A distribution, where each outcome has probability of equally, likely chances and they are impossible beyond a range.

Consider a draw of cards(suit) from a deck of playing cards, each suit (clubs, hearts, diamonds & spades) will have a probability of equally, likely chances of 1/4.

The number of values are finite for each suit. We can not get other than 2 to 10, ace, jack, queen & king.

Consider a roll of a die having 6 faces (1,2,3,4,5 & 6), each face will have a probability of equally, likely chances of 1/6.

The number of values are finite viz., 1,2,3,4,5 & 6. We can not get 1.2, 8, 2.6 or some other value.

Consider a roll of a die having 6 faces (1,2,3,4,5 & 6), each face will have a probability of equally, likely chances of 1/6.

The number of values are finite viz., 1,2,3,4,5 & 6. We can not get 1.2, 8, 2.6 or some other value.

The **probability mass function(PMF)**, which gives the probability of x

$\begin{array}{c} p(x) \geq 0 AND \sum_{i=1}^n p(x) =1\\\ p(x) = p(X=x) \end{array}$

The below images are explaining the PMF of single fair dice & two fair dice.

Here the dice are fair and they are not biased.

Notice the change in the shape of the graph. When the number of dice increases, the curve get closer to bell shape and the curve widens.

It always approximates to normal distribution.

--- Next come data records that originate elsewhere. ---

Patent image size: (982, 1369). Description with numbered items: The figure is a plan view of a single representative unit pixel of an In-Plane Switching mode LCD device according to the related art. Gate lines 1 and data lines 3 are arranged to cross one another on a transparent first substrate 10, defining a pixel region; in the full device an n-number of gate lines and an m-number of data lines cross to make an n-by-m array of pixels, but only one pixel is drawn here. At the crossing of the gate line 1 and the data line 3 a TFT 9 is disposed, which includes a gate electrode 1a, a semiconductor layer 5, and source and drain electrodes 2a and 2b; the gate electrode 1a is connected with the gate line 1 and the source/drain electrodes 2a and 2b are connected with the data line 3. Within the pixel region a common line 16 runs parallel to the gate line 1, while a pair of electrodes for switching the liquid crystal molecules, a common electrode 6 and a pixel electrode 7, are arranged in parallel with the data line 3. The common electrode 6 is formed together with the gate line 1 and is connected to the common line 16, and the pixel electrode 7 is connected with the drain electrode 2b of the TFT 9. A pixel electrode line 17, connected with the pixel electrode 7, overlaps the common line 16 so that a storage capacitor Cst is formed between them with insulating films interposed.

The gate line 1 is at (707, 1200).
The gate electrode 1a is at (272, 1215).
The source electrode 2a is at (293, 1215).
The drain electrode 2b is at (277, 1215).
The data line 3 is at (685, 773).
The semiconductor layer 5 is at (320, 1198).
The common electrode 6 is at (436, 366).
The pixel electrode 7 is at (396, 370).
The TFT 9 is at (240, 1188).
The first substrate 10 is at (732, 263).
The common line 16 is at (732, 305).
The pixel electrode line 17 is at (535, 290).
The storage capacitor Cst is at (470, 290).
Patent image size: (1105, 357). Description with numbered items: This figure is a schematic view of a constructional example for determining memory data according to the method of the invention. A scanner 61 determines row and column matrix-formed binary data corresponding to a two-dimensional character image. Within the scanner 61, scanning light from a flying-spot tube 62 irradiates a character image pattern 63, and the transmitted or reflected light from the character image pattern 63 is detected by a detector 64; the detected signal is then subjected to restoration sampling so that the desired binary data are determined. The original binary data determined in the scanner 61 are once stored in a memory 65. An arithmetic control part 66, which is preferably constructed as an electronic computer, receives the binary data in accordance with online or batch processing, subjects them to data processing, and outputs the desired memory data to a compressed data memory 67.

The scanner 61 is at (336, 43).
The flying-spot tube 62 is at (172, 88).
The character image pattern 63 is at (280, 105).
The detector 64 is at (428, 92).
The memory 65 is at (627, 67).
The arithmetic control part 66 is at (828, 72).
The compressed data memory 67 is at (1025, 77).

- Single fair dice - Probability to get 3 is 1/6
- Single fair dice - Probablity to get greater than or equal to 3 & less than are equal to 5 is 1/6+1/6+1/6 = 3/6 = 1/2
- Two fair dice - Probability to get 2 is 1/36
- Two fair dice - Probablity to get greater than or equal to 3 & less than are equal to 5 is 3/36+6/36+10/36 = 19/36

The **cumulative distribution function(CDF)**, which gives the probability that the variable less than or equal to the value x

$\begin{array}{c} F(x) = p(X \leq x)\\\\ = \sum_{x_i \leq x} p(x_i)\\\\ = p(x_1)+p(x_2)+p(x_3)+...+p(x) \end{array}$

The below images are explaining the CDF of single fair dice & two fair dice.

Here the dices are fair & they are not biased.

- Single fair dice - Probability to get less than 3 is 1/6+1/6+1/6 = 3/6 = 1/2
- Two fair dice - Probablity to get less 3 is 1/36+3/36 = 4/36 = 1/9

If X is a discrete random variable then the **Population Mean**

$\begin{array}{c} \mu = E[X] = \sum {x * p(x)} \end{array}$

If X is a discrete random variable then the **Population variance**

$\begin{array}{c} \sigma^2 = E[(X-\mu)^2] = \sum {(x-\mu)^2 * p(x)}\\\\ \text{The same can be written as }\\\\ \sigma^2 = E[X^2]-\mu^2 = \sum{x^2*p(x)-\mu^2} \end{array}$

Mean & variance of a single dice are

Mean = (1 * 1/6) + (2 * 1/6) + (3 * 1/6) + (4 * 1/6) + (5 * 1/6) + (6 * 1/6) = 21/6 = 3.5

The same can be calculated using below formula

Mean = (n + n * 6)/2

Here, 6 - is the number of faces on a dice & n - is the number of dice

So, Mean = (1+1*6)/2 = 7/2 = 3.5

Variance = [(1-3.5)^2 * 1/6 + (2-3.5)^2 * 1/6 + (3-3.5)^2 * 1/6 + (4-3.5)^2 * 1/6 + (5-3.5)^2 * 1/6 + (6-3.5)^2 * 1/6

= 70/24 = 35/12 = 2.91

The same can be calculated using below formula

Mean = n * 35/12

n - is the number of dice

So, Variance = 1* 35/12 = 2.91

Mean & variance of a 2 & 3 dice are

For, 2 Dice

Mean = (2+2*6)/ = 14/2 = 7

Variance = 2 * 35/12 = 5.83

For, 3 Dice

Mean = (3+3*6)/ = 21/2 = 10.5

Variance = 3 * 35/12 = 8.75

Consider a random variable(a random number generation) between any two numbers. It can take any real numbers with in the range.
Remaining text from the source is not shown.